During the past few months, the U.S. Senate and House of Representatives both have passed bills reauthorizing the Violence Against Women Act (VAWA). The law originally was adopted in 1994 and was last reauthorized in 2005, and in its various iterations, it has, among other things, created categories for interstate domestic violence, dating violence, and stalking in federal law as well as providing funding (for which periodic reauthorization is needed) for the prevention and prosecution of violent crimes against women. While also differing on issues related to immigrants and women in same-sex relationships, the House and Senate versions of the current VAWA take dissimilar approaches to the question of how to protect Native women against assault and domestic violence. Specifically, the Senate version allows for tribes to have limited criminal jurisdiction in cases involving dating and domestic violence over the non-Indian “romantic” and “intimate partners” of women living in Indian country as well as enabling tribal governments to issue and enforce protection orders.

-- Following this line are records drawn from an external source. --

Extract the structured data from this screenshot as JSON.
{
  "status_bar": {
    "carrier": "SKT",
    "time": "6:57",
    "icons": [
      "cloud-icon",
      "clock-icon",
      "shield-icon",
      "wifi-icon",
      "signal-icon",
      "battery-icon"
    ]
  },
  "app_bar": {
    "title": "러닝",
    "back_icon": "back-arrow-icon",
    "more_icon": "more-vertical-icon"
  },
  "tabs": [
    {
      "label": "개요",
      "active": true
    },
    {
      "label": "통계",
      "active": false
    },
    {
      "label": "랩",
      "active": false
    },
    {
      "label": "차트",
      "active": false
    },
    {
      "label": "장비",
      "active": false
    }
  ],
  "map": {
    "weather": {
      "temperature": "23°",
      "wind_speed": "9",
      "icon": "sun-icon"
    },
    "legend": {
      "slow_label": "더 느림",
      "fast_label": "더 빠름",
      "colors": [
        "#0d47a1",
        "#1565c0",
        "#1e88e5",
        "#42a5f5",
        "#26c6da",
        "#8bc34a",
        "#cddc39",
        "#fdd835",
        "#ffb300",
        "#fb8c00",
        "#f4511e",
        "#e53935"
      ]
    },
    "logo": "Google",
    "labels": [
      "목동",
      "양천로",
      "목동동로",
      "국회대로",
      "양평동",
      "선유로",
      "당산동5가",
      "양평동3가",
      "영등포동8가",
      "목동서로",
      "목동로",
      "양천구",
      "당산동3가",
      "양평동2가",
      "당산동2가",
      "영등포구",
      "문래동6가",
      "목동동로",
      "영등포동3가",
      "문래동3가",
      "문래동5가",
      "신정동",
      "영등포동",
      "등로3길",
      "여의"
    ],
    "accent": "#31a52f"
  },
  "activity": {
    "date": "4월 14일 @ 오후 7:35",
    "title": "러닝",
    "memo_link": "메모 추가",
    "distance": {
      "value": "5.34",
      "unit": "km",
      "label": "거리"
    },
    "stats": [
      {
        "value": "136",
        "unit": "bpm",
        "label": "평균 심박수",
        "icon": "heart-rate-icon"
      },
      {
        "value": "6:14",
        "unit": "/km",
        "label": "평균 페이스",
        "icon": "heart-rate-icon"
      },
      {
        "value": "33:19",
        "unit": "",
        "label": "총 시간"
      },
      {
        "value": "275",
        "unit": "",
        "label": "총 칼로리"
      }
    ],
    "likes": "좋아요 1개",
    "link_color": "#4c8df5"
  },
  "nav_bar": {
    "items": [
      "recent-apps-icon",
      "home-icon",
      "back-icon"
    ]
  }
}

These provisions are absent in the House bill, which instead requires that Native women seek protection from federal courts.

The Republican resistance to this section in the Senate bill (S. 1925), and the effort to have it removed from the legislation, offers some sense of why it was not included in the House bill (H.R. 4970). In a speech on the Senate floor, Senator John Kyl (R-AZ) described these provisions as “blatantly unconstitutional,” adding that the section “breaks with 200 years of American legal tradition that tribes cannot exercise criminal jurisdiction over non-Indians.” He goes on to say, “All tribes require either Indian ancestry or a specific quantum of Indian blood in order to be a tribal member. Even a person who has lived his entire life on the reservation cannot be a tribal member if he does not have Indian blood.” In a similar vein, Senator Chuck Grassley (R- IA) argued, “Constitutional problems are made worse because the bill gives tribes criminal jurisdiction as part of their claimed inherent sovereignty.”


Determining Native sovereignty

These comments speak to a much larger problem within contemporary federal Indian policy, namely the issue of precisely how to determine the contours and content of Native sovereignty. Kyl suggests that tribal authority can be defined by reference to Indianness, the reproductive transmission of an otherwise undefined racial substance via “ancestry” or the passage of “blood.” To attempt to extend the jurisdiction of Native nations further, to include those who are “non-Indian,” then, would unconstitutionally subject them to the rule of a racialized enclave to which they can never belong.

However, if one reads against the grain here, a series of other questions emerge. Why does “American legal tradition” have any relevance in determining the character of jurisdiction exercised by Native nations on their lands? Given that “tribes” are Indigenous peoples whom the U.S. incorporated into its “domestic” space without their consent and against their will, why would their governance be subject to the U.S. Constitution? Moreover, from where did the requirement that tribal membership be defined by “Indian blood” come? In other words, the opposition to the “Indian” provisions of the Senate bill seems to depend on treating Native political authority as self-evidently equivalent to Indian identity, presuming the U.S. has the right to regulate the jurisdiction of Native polities, and claiming that the racial limits of Indigenous governance are constitutionally mandated.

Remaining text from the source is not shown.